Dari candaan soal “ganteng” dan “pahit”, Hugeng menyeret peserta masuk ke inti persoalan: emosi dalam konten.
Menurut Hugeng, konten media, terutama media perjuangan buruh tidak boleh sekadar menyampaikan informasi dingin. Ada emosi yang harus disentuh. Takut, marah, aman, atau peduli. Jika emosi itu dibiarkan liar tanpa arah, dampaknya bisa berbahaya. Tapi jika dikelola dengan sadar, ia bisa menjadi kekuatan.
“Kalau orang takut, biasanya marah. Kalau marah dan dibiarkan, efeknya ke mana-mana,” tegasnya. Karena itu, media tak boleh asal melempar isu yang “terlalu tinggi”, terlalu jauh dari keseharian manusia yang membacanya. Isu boleh besar, tapi harus dekat.

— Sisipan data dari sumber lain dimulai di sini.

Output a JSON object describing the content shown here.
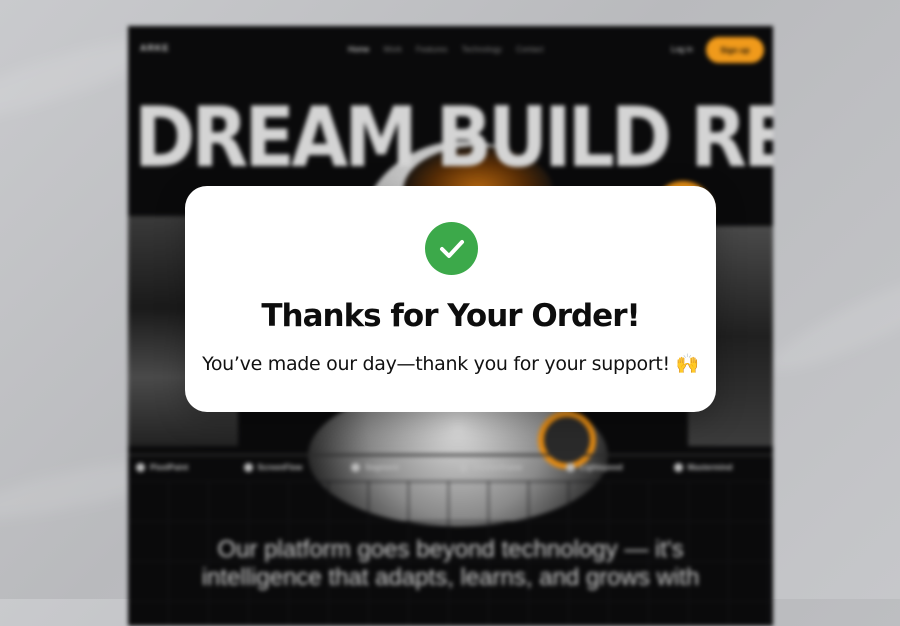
{
  "background_site": {
    "logo": "ARKE",
    "nav_links": [
      "Home",
      "Work",
      "Features",
      "Technology",
      "Contact"
    ],
    "sign_in_label": "Log in",
    "sign_up_label": "Sign up",
    "hero_title": "DREAM BUILD REALITY",
    "partners": [
      {
        "name": "PixelPaint",
        "icon": "pixelpaint-logo-icon"
      },
      {
        "name": "ScreenFlow",
        "icon": "screenflow-logo-icon"
      },
      {
        "name": "Segment",
        "icon": "segment-logo-icon"
      },
      {
        "name": "Shutterframe",
        "icon": "shutterframe-logo-icon"
      },
      {
        "name": "Lightspeed",
        "icon": "lightspeed-logo-icon"
      },
      {
        "name": "Mastermind",
        "icon": "mastermind-logo-icon"
      }
    ],
    "tagline": "Our platform goes beyond technology — it's intelligence that adapts, learns, and grows with"
  },
  "modal": {
    "icon": "check-circle-icon",
    "title": "Thanks for Your Order!",
    "message": "You’ve made our day—thank you for your support! 🙌"
  },
  "colors": {
    "accent": "#f09a1b",
    "success": "#3ca94a",
    "modal_bg": "#ffffff"
  }
}
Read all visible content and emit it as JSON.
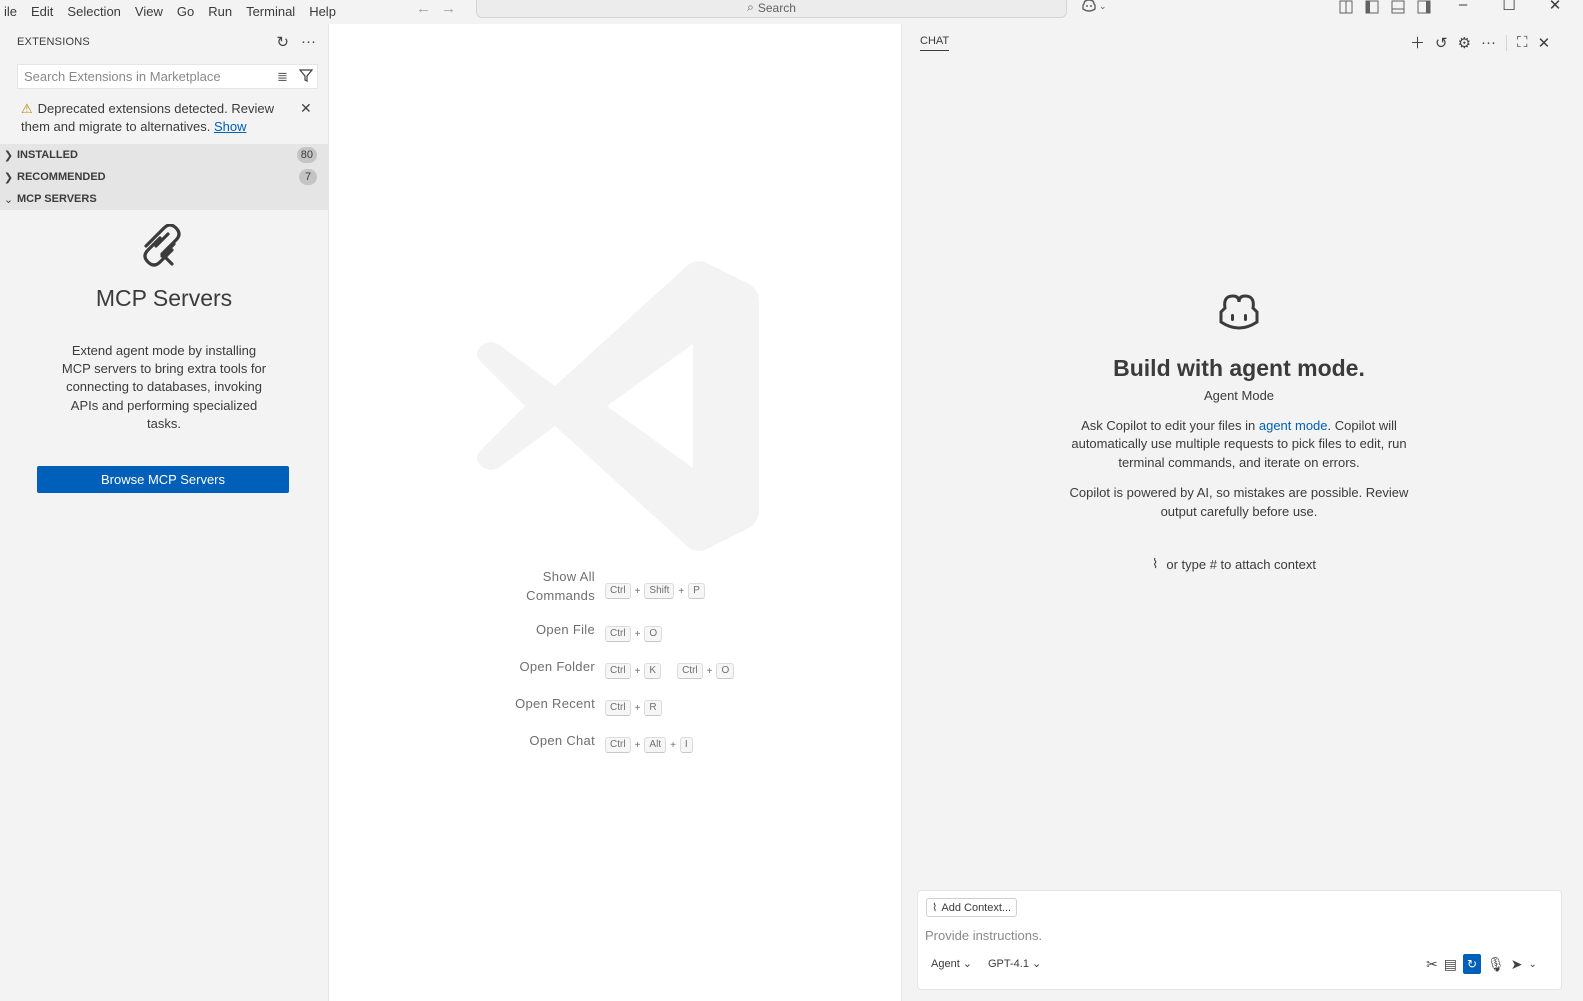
{
  "menu": [
    "ile",
    "Edit",
    "Selection",
    "View",
    "Go",
    "Run",
    "Terminal",
    "Help"
  ],
  "titlebar": {
    "search_label": "Search"
  },
  "sidebar": {
    "title": "EXTENSIONS",
    "search_placeholder": "Search Extensions in Marketplace",
    "warning_text": "Deprecated extensions detected. Review them and migrate to alternatives.",
    "warning_link": "Show",
    "sections": [
      {
        "label": "INSTALLED",
        "count": "80",
        "expanded": false
      },
      {
        "label": "RECOMMENDED",
        "count": "7",
        "expanded": false
      },
      {
        "label": "MCP SERVERS",
        "expanded": true
      }
    ],
    "mcp": {
      "title": "MCP Servers",
      "description": "Extend agent mode by installing MCP servers to bring extra tools for connecting to databases, invoking APIs and performing specialized tasks.",
      "button": "Browse MCP Servers"
    }
  },
  "editor": {
    "shortcuts": [
      {
        "label": "Show All Commands",
        "keys": [
          [
            "Ctrl",
            "Shift",
            "P"
          ]
        ]
      },
      {
        "label": "Open File",
        "keys": [
          [
            "Ctrl",
            "O"
          ]
        ]
      },
      {
        "label": "Open Folder",
        "keys": [
          [
            "Ctrl",
            "K"
          ],
          [
            "Ctrl",
            "O"
          ]
        ]
      },
      {
        "label": "Open Recent",
        "keys": [
          [
            "Ctrl",
            "R"
          ]
        ]
      },
      {
        "label": "Open Chat",
        "keys": [
          [
            "Ctrl",
            "Alt",
            "I"
          ]
        ]
      }
    ]
  },
  "chat": {
    "tab": "CHAT",
    "heading": "Build with agent mode.",
    "subheading": "Agent Mode",
    "para1_before": "Ask Copilot to edit your files in ",
    "para1_link": "agent mode",
    "para1_after": ". Copilot will automatically use multiple requests to pick files to edit, run terminal commands, and iterate on errors.",
    "para2": "Copilot is powered by AI, so mistakes are possible. Review output carefully before use.",
    "attach_hint": "or type # to attach context",
    "add_context": "Add Context...",
    "input_placeholder": "Provide instructions.",
    "mode": "Agent",
    "model": "GPT-4.1"
  },
  "colors": {
    "accent": "#005fb8",
    "sidebar_bg": "#f3f3f3",
    "section_bg": "#e5e5e5"
  }
}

Dekat dengan siapa? Dengan manusia.
Bukan sekadar angka. Bukan jargon. Bukan istilah teknis yang kering.
Hugeng menekankan, konten yang kuat selalu punya rasa. Bukan berarti visualnya harus menampilkan wajah manusia, tetapi harus menghadirkan rasa aman, rasa takut, rasa kehilangan, atau rasa harapan. Sungai bukan cuma sungai. Sungai adalah tempat orang mencari ikan, menanak nasi, dan menggantungkan hidup. Pabrik bukan cuma bangunan. Ia adalah sumber nafkah keluarga, tempat orang berangkat pagi dan pulang malam dengan tubuh lelah.
“Dampak itu bukan ke kita,” ujarnya. “Tapi ke mereka yang nonton.”

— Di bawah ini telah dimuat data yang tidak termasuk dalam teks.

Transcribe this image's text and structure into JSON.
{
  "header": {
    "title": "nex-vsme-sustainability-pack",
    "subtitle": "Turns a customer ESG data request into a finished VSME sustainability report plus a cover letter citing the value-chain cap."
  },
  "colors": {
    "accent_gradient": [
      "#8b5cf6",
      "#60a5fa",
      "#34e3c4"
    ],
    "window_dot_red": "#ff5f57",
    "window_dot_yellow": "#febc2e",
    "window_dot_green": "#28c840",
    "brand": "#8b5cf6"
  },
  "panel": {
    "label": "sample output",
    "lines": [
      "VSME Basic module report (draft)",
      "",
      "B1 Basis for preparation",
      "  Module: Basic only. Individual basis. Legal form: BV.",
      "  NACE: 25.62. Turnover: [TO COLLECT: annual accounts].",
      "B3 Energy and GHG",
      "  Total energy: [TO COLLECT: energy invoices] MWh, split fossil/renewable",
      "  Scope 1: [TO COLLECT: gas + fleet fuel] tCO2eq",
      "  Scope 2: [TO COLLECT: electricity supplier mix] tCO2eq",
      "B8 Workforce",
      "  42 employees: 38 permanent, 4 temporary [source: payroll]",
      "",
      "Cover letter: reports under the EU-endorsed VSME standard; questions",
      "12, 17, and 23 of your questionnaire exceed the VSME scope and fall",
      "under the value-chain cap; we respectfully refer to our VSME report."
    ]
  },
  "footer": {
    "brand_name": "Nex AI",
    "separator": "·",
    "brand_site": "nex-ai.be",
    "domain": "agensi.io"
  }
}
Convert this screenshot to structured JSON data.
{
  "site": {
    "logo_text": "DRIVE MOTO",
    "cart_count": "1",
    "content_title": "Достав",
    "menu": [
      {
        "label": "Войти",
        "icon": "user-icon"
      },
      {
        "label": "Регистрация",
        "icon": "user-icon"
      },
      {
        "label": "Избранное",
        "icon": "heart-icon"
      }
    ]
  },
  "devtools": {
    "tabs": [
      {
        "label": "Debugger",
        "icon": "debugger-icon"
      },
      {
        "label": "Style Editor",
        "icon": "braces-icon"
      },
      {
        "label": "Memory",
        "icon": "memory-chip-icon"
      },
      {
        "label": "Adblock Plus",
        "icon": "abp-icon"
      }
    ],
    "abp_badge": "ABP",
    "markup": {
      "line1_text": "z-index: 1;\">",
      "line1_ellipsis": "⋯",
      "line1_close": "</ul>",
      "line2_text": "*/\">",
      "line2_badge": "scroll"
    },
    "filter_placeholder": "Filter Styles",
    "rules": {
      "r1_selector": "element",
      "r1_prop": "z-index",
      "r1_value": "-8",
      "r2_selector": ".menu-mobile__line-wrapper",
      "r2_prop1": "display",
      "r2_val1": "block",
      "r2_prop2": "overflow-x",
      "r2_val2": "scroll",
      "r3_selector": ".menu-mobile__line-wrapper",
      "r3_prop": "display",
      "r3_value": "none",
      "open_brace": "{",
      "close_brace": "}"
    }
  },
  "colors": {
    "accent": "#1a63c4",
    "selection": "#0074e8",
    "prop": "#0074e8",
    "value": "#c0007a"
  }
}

Inilah titik krusial yang ditekankan berulang-ulang. Media buruh tidak boleh egois. Konten tidak boleh berhenti pada kemarahan penulis atau aktivisnya. Yang harus ditampilkan adalah dampak sosial. Apa yang terjadi pada keluarga, pada lingkungan, pada masyarakat luas jika sebuah kebijakan, pemindahan pabrik, atau eksploitasi dibiarkan berjalan.
Dalam sambutannya itu, Hugeng memberi contoh sederhana. Ketika pabrik dipindahkan, yang terdampak bukan hanya pekerja di dalamnya, tapi keluarga yang ditanggung, anak yang sekolahnya terancam, dapur yang bisa tak lagi berasap. Inilah cerita-cerita yang membuat publik berhenti menggulir layar.
Pesan Hugeng itu jelas. Media perjuangan tidak cukup hanya benar, ia harus terasa. Harus membuat orang berpikir, gelisah, bahkan takut. Bukan demi sensasi, tapi demi kesadaran.
Di suatu ruangan Hotel Amaris Juanda, Jakarta Pusat, pada Senin (15/12/2025) para peserta akhirnya memahami satu hal penting. Di era media sosial, perjuangan tidak kalah di jalan, tapi bisa kalah di konten. Dan konten yang mati adalah konten yang tak punya arti di dalamnya.